Building on these insights, this paper focuses on everyday devotional experiences through ethnographic inquiry, examining how women’s embodied shrine practices shape moral subjectivities, gendered agency, and collective belonging. The shrine is not merely a space for ritualistic devotion but also a site of affective transformation, where women seek intercession for personal hardships, reproductive anxieties, and domestic struggles. The shrine’s central location in Srinagar makes it both physically and symbolically accessible, reinforcing its role as a site where the sacred and the sociopolitical intersect. By foregrounding the embodied practices that women in particular perform—acts shaped by grief, hope, and the need for spiritual redress—this study refines ongoing discussions in political theology. It illustrates how shrine devotion serves not simply as a source of solace but as a critical site where moral authority, ethical self-making, and resistance to structural disenfranchisement take shape.

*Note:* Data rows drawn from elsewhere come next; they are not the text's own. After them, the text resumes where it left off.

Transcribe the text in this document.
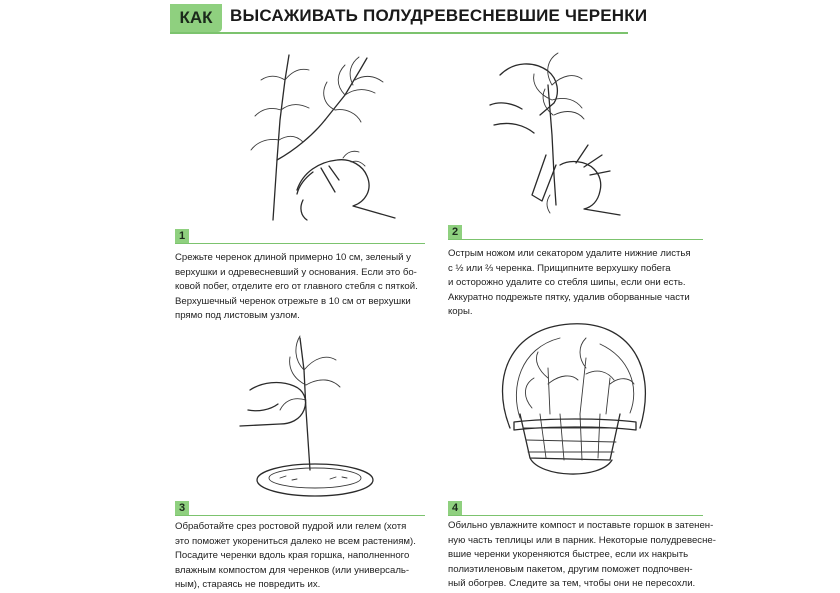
КАК	ВЫСАЖИВАТЬ ПОЛУДРЕВЕСНЕВШИЕ ЧЕРЕНКИ
1
Срежьте черенок длиной примерно 10 см, зеленый у
верхушки и одревесневший у основания. Если это бо-
ковой побег, отделите его от главного стебля с пяткой.
Верхушечный черенок отрежьте в 10 см от верхушки
прямо под листовым узлом.
2
Острым ножом или секатором удалите нижние листья
с ½ или ⅔ черенка. Прищипните верхушку побега
и осторожно удалите со стебля шипы, если они есть.
Аккуратно подрежьте пятку, удалив оборванные части
коры.
3
Обработайте срез ростовой пудрой или гелем (хотя
это поможет укорениться далеко не всем растениям).
Посадите черенки вдоль края горшка, наполненного
влажным компостом для черенков (или универсаль-
ным), стараясь не повредить их.
4
Обильно увлажните компост и поставьте горшок в затенен-
ную часть теплицы или в парник. Некоторые полудревесне-
вшие черенки укореняются быстрее, если их накрыть
полиэтиленовым пакетом, другим поможет подпочвен-
ный обогрев. Следите за тем, чтобы они не пересохли.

Thus, this paper argues that the shrine of Shaykh Ḥamzah Makhdūm, emblematic of a distinctly Kashmiri Suhrawardī heritage, is not merely a site of mystical retreat but a dynamic space where emotional sustenance, ethical self-formation, and communal solidarity unfold in the face of enduring instability. The concept of “vernacular theology of endurance” that emerges from shrine practices reveals two critical insights. First, it challenges functionalist readings of religion as simply anxiety-reducing, showing how embodied shrine rituals—dhikr, communal prayers, and interpersonal networks—reframe justice, agency, and resilience in the absence of formal institutional redress. Second, it moves beyond colonial and modernist narratives that marginalize Sufism as passive or peripheral, instead demonstrating its role in shaping lived ethical frameworks and political alternatives. Ultimately, shrine piety in Kashmir is not merely a historical legacy but an evolving moral landscape, revealing how communities reclaim moral authority and spiritual agency where political solutions remain elusive.

Abstract for Online Program Book (maximum 150 words)

This paper explores how Sufi shrines in Kashmir act as sanctuaries of solace and spaces for ethical transformation, particularly for women navigating political turmoil. Focusing on the khanqāh of Shaykh Ḥamzah Makhdūm (1494–1576), a pivotal figure in the Suhrawardīyya tradition, it examines how embodied rituals—such as dhikr (remembrance), supplications, and votive offerings—serve as spiritual refuge and foster an inner (bāṭinī) sense of justice where outer (ẓāhirī) justice remains inaccessible. Drawing on Talal Asad’s (1986) concept of “discursive tradition” and Saba Mahmood’s (2004) insights into embodied piety, the paper argues that embodied devotion is not just ritual: it actively shapes women’s moral agency, fosters communal solidarity, and redefines justice. By focusing on women’s experiences, this study underscores how shrines provide spaces of spiritual autonomy, belonging, and resilience, where care, dignity, and resistance are central to ethical self-making.